Houve até uma versão que se não tivesse me divertido, teria me irritado. De que através do IP de quem postou o vídeo, hackers teriam rastreado o endereço… ora, então ou a própria maltratante, ou um parente com raiva, além de ter gravado as agressões, ainda teria publicado na Net, e do próprio endereço da SAF.

A verdade é que NINGUÉM, dora a agressora, quem filmou e nada fez e os espíritos é que sabem VERDADEIRAMENTE a identidade, se é ou não é a pessoa apresentada a turba enfurecida.

A todo momento surgem histórias como ela já teria prestado depoimento (mas as delegacias locais não confirmam, e a imprensa não fala nada), de que um “veterinário” teria atendido a SAF com o cão já morto, mas NINGUÉM indica o nome do Veterinário, e histórias que mais parecem a Lenda da Loira do banheiro que qualquer outro fato apresentável.

Assim sendo, fica a minha opinião:

Seja a pessoa apresentada, julgada e condenada pelos internautas a pessoa certa ou não seja, só posso ter a certeza de que todos saimos perdendo…

Perdemos pela possível perda do animal, perdemos pelas agressões sofridas, perdemos ainda por termos que assistir a cenas grotescas de tortura animal… Mas tambem perde a proteção ANIMAL. Perde pois em sua grande maioria, não foram seus membros capazes do benefício da dúvida, do respeito a uma das Mâgnas Leis que diz que “TODOS SÃO INOCENTES ATÉ QUE SE PROVE SUA CULPA”, perde pois JULGARAM E CONDENARA ALGUÉM SEM NENHUM FUNDAMENTO PLAUSÍVEL, fora um nome, cpf e informações jogadas num site de vídeos da Internet.

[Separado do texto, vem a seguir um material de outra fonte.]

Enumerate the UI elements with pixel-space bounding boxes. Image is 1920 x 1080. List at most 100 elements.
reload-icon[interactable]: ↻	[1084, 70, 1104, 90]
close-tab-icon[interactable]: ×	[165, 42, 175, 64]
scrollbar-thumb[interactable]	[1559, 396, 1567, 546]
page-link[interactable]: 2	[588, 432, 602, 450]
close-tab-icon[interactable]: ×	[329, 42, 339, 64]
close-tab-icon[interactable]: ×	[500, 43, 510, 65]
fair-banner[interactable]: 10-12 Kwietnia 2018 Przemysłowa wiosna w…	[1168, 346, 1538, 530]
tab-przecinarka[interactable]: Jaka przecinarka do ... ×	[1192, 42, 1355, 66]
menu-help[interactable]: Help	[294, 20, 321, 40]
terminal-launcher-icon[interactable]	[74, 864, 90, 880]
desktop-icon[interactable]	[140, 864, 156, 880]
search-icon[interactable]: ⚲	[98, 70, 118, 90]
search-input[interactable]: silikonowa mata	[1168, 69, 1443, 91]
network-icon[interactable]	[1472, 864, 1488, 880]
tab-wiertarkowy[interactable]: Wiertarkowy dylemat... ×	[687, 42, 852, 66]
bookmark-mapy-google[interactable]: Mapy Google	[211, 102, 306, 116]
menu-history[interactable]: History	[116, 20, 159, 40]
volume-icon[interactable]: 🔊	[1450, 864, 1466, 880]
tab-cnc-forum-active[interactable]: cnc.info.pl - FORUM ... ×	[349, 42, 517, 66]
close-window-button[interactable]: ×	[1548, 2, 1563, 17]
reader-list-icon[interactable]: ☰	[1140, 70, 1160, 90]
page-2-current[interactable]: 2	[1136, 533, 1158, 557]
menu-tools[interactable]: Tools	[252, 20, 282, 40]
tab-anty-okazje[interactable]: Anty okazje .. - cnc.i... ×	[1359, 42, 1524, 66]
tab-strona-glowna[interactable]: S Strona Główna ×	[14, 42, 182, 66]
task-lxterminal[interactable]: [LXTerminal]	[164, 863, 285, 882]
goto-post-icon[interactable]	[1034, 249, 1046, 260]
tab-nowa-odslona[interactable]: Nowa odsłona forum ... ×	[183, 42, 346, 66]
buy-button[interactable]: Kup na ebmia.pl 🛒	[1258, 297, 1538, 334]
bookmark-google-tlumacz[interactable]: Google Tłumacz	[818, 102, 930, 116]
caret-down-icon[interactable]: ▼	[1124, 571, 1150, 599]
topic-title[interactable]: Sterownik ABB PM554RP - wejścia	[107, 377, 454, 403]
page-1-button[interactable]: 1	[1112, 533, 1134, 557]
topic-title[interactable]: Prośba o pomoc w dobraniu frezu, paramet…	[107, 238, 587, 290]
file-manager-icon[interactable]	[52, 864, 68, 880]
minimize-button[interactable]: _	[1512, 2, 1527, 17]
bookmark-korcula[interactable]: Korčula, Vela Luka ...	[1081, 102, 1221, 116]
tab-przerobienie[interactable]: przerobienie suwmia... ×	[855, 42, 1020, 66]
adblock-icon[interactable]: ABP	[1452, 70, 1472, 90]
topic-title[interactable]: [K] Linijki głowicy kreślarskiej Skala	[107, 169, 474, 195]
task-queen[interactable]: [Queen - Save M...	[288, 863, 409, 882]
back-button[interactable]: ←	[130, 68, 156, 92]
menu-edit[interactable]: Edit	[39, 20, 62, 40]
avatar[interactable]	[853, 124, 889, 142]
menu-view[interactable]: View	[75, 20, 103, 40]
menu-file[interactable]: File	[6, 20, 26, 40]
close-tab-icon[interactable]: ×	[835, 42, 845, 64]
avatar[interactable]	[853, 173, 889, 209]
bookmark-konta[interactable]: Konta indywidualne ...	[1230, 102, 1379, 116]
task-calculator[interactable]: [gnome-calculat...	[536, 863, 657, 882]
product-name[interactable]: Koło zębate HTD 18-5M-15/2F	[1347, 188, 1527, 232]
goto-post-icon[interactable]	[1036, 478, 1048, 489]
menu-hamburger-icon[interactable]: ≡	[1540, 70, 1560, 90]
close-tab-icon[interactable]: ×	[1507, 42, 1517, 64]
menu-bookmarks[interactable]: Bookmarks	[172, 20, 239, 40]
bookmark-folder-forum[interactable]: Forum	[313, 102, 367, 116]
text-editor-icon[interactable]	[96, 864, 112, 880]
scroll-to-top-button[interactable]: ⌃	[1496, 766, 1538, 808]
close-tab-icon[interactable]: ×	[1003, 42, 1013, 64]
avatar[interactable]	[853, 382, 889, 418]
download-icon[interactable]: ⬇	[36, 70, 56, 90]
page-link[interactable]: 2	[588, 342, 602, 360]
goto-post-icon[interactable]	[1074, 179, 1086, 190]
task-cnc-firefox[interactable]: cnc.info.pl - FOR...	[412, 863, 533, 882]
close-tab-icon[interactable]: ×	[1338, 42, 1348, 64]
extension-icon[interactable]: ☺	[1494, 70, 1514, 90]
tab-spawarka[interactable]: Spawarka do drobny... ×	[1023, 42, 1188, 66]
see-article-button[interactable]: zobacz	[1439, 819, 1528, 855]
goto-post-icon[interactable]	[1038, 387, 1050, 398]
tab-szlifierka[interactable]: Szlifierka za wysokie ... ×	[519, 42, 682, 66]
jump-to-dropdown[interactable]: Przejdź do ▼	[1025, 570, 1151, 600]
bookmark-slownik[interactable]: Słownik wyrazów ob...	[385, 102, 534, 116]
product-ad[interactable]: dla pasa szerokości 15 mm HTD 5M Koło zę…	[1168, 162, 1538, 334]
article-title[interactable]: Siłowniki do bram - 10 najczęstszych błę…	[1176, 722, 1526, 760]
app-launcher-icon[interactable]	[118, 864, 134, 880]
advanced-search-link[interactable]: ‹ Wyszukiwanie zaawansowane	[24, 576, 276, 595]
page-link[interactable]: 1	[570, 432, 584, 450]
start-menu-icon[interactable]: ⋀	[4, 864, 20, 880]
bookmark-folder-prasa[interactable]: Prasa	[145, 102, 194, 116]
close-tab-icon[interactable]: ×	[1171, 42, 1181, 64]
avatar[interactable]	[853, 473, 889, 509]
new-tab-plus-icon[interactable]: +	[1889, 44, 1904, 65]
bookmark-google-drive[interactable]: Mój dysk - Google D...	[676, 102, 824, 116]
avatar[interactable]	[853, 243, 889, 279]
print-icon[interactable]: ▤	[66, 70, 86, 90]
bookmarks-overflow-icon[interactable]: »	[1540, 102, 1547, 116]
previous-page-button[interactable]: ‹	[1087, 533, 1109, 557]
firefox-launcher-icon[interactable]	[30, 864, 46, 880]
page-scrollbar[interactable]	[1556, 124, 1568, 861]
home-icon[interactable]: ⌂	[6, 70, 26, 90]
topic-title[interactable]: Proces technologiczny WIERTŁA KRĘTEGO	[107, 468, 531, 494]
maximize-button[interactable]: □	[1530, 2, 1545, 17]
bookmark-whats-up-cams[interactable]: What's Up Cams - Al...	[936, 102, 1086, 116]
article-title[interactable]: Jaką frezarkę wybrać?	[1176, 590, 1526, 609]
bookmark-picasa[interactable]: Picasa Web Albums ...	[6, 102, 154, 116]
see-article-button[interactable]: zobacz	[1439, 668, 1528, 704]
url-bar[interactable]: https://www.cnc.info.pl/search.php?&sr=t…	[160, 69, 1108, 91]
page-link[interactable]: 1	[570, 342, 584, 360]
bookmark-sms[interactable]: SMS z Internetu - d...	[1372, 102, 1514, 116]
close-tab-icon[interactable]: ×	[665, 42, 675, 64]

Mas a perda pode ser muito maior, sim, em caso de inocência da atual “Judas” que anda sendo malhada pela proteção animal enfurecida… Sim, porque nada pode pagar a humilhação que essa pessoa pode estar passando.

No mais, fica meu desejo sincero de que REALMENTE o velho ditado se concretize… que a proteção animal nacional tenha “ATIRADO NO QUE VIU E ACERTADO NO QUE NÃO VIU” e que essa MONSTRA seja realmente a pessoa indicada e destribuida em fotos, cartazes e petições pela internet… porque, se não for, realmente vou começar a duvidar MUITO de que algum dia sejamos levados a sério!

Terei eu então, a CERTEZA, de que teremos retornado centenas de anos, quando turbas enfurecidas partiam com suas tochas nas mãos, queimando qualquer um que fosse diferente, sendo culpados ou não!